According to several people in the rows behind me “the by far worst movie they ever saw” and a literal “piece of shit movie”. And of course you had to let the whole theatre now about your opinion on the matter. Thanks. I really needed to know that. Spoilers for Mother!

Not that Mother! is a film that lends itself to being spoiled. It - pretends to have a straight forward narrative, and if you came in late and missed the first surreal minute of it, you may even be fooled, despite certain elements of mystery that seep into the film.

Until all hell breaks loose. Literally.

The film starts with Javier Bardem magically rebuilding a house AND a wife out of the ashes of a catastrophe with a glowing crystal. And be real, if you can magically create a wife out of rubble - make it Jennifer Lawrence. :)

After that, the film’s narrative calms down to more realism. The weird opening is only alluded to by the presence of the magic crystal in Bardem’s study, and the unnamed couple tries to lead a normal life in the remote house, only interrupted by the uninvited intrusion of Michelle Pfeiffer and Ed Harris and their sons Admiral Hux and his little brother Domhnall and Brian Gleeson, bringing drama into the life of the author with a writer’s block and his nest-building wife. And if you feel relaxed, because that’s only mildly weird for a Darren Aronofksy film - the third act will completely unrail your feeling of having ANY idea what the hell is going on. (There’s an obvious theme of female love and care, building a home and a family, while men tear it down with egoism and pride, but - the details of it all will remain to be analysed by more smarter experts than me for years to come).

Remember when I said literally above? I don’t use that term lightly. Mother! is a surreal, expressionist piece of art. This isn’t “The Fighter” or “The Wrestler” Aronofsky, the more or less conventional movie maker. The third act of the film tears apart any idea of coherent narrative and takes a deep dive into gut punching, unfathomable, confusing, but visually and emotionally gripping film making, on a Cronenberg or Lynch level. Returning to a “Pi” level of cinematic (in)accessibility.

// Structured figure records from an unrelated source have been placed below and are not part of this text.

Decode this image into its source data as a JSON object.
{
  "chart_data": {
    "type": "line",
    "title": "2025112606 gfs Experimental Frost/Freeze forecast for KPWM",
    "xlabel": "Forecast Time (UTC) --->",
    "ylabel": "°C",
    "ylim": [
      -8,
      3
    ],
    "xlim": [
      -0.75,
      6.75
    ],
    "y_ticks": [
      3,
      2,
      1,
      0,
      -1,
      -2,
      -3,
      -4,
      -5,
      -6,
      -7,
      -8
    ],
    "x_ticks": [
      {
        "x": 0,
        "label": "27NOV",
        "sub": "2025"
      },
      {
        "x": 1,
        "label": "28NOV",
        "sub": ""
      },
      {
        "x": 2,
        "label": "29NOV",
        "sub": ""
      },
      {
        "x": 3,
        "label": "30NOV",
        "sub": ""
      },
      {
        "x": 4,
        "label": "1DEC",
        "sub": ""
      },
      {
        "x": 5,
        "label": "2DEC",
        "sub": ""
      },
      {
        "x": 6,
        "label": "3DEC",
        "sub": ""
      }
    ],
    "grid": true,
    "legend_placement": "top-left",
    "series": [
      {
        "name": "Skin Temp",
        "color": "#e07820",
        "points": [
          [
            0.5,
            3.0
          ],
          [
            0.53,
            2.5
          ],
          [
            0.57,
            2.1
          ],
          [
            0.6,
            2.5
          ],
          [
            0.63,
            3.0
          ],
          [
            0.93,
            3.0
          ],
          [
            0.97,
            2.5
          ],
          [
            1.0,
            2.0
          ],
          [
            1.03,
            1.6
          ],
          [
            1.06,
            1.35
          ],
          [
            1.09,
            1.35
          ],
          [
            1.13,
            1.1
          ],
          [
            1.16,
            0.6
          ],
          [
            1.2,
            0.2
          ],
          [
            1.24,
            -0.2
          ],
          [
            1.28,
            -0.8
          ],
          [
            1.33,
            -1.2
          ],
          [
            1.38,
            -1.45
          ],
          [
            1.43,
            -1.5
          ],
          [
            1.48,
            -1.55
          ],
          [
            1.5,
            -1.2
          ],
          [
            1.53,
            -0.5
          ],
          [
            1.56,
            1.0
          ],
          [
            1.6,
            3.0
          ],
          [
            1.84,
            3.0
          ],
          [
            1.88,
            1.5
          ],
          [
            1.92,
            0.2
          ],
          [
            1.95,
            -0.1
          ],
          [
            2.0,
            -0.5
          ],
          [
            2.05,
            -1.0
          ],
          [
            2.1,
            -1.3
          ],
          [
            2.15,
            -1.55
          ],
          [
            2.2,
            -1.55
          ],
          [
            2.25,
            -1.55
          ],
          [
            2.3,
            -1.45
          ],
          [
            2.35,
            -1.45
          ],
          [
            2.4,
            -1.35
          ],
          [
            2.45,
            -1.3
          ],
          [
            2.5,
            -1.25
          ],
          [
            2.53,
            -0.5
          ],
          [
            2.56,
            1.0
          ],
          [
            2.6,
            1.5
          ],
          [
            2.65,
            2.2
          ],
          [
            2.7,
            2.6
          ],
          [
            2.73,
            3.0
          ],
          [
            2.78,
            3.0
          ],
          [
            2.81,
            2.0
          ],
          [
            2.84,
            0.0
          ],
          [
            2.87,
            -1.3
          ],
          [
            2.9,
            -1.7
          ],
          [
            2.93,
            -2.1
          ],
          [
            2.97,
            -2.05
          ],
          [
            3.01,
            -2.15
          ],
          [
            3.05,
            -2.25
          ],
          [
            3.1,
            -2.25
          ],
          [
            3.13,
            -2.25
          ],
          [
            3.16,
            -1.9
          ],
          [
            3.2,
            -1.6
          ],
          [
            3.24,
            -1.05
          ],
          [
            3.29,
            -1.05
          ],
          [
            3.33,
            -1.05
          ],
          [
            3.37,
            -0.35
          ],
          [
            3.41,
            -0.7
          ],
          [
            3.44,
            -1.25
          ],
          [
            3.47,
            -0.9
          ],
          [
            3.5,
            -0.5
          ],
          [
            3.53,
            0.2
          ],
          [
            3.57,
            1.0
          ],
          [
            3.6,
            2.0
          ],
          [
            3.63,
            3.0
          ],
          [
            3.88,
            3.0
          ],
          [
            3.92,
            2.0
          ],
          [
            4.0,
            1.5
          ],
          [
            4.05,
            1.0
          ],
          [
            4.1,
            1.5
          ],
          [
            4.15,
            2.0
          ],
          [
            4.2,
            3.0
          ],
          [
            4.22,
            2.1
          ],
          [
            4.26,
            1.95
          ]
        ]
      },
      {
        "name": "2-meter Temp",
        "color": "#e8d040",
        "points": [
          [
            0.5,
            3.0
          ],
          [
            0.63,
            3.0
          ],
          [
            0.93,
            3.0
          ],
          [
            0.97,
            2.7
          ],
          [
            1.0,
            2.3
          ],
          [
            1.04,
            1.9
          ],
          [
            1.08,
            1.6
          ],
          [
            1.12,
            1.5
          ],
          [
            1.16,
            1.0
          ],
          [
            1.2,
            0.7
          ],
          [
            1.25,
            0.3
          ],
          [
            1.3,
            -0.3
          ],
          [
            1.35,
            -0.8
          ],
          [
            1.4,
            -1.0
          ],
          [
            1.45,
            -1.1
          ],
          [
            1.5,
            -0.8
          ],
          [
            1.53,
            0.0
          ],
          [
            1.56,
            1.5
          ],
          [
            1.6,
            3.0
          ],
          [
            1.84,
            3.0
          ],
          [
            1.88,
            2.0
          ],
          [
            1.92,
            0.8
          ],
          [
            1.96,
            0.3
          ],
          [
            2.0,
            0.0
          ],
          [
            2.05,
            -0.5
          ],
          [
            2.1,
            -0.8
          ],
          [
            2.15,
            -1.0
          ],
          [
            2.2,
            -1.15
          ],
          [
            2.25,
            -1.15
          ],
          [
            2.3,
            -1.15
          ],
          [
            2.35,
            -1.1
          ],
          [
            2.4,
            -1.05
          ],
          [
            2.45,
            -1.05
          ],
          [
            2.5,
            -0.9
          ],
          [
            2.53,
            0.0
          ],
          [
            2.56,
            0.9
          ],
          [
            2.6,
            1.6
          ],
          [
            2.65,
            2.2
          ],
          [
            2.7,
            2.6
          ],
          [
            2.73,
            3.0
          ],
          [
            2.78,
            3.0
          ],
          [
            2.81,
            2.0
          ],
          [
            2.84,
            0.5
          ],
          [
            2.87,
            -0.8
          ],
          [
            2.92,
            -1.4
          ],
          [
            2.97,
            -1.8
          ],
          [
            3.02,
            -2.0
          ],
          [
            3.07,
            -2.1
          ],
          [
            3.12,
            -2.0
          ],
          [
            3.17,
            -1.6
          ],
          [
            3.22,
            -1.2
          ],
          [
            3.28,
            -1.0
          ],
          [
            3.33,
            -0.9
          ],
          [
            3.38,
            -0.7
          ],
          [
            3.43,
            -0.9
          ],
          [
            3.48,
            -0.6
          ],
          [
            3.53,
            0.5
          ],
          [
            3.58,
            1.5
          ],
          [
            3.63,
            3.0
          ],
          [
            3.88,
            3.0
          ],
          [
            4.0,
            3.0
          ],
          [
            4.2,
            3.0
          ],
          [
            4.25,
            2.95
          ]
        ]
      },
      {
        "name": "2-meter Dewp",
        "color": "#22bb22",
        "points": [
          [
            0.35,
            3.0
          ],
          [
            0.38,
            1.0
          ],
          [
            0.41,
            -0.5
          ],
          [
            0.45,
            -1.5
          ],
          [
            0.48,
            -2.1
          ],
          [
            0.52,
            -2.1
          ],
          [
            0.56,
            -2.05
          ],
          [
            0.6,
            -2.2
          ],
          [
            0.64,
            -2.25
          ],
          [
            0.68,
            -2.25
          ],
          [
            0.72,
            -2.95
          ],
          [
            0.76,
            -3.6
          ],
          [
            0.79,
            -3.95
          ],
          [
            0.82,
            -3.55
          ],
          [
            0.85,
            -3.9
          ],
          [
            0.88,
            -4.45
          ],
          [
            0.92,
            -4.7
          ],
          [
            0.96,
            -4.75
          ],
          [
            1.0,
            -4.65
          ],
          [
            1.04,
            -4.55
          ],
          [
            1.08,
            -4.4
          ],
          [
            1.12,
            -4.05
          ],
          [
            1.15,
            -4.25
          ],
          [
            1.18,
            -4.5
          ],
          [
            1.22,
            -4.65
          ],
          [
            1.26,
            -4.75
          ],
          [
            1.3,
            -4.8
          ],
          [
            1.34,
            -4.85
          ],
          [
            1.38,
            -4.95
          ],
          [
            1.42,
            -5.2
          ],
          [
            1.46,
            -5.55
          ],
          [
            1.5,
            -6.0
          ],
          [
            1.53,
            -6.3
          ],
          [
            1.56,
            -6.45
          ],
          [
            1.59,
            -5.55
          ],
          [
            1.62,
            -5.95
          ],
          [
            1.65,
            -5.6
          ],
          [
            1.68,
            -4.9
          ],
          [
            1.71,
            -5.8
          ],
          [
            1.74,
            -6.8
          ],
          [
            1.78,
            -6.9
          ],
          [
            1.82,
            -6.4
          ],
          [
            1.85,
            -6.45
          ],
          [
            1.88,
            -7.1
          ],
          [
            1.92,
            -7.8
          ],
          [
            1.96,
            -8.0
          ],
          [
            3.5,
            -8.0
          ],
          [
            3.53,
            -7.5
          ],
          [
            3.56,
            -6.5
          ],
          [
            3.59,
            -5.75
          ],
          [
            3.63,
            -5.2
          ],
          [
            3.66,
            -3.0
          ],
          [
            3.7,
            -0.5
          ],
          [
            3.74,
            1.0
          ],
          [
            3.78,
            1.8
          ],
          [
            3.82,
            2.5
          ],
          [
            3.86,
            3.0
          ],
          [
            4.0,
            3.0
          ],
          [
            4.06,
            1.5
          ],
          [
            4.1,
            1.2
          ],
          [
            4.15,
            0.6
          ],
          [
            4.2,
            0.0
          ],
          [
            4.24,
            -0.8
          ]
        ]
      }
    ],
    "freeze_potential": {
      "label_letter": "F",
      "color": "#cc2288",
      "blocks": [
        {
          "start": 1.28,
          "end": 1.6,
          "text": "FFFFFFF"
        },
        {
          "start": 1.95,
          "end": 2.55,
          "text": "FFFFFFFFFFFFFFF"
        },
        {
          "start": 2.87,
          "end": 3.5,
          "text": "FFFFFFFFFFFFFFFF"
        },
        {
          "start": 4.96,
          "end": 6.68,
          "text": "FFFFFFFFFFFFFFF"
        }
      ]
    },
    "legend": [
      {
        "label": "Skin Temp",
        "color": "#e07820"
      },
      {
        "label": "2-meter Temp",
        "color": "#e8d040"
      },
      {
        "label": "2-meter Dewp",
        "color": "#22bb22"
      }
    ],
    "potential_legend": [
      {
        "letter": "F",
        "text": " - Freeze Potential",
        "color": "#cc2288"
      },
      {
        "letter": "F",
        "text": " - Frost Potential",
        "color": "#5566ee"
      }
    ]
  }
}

So - to nobody’s surprise, the crowd that came to the big screen of my local cinema, probably not knowing more about the flick other than Jennifer Lawrence being in it was - less than amused. If you want to see “A Jennifer Lawrence film” - this isn’t it. Don’t get me wrong, I love JLaw and I really appreciate her taking a tough role like this (the most daring of her career so far), but only because I also love David Lynch. And David Cronenberg. And Aronofsky’s earlier works. If you can say that about yourself, by all means - don’t miss Mother!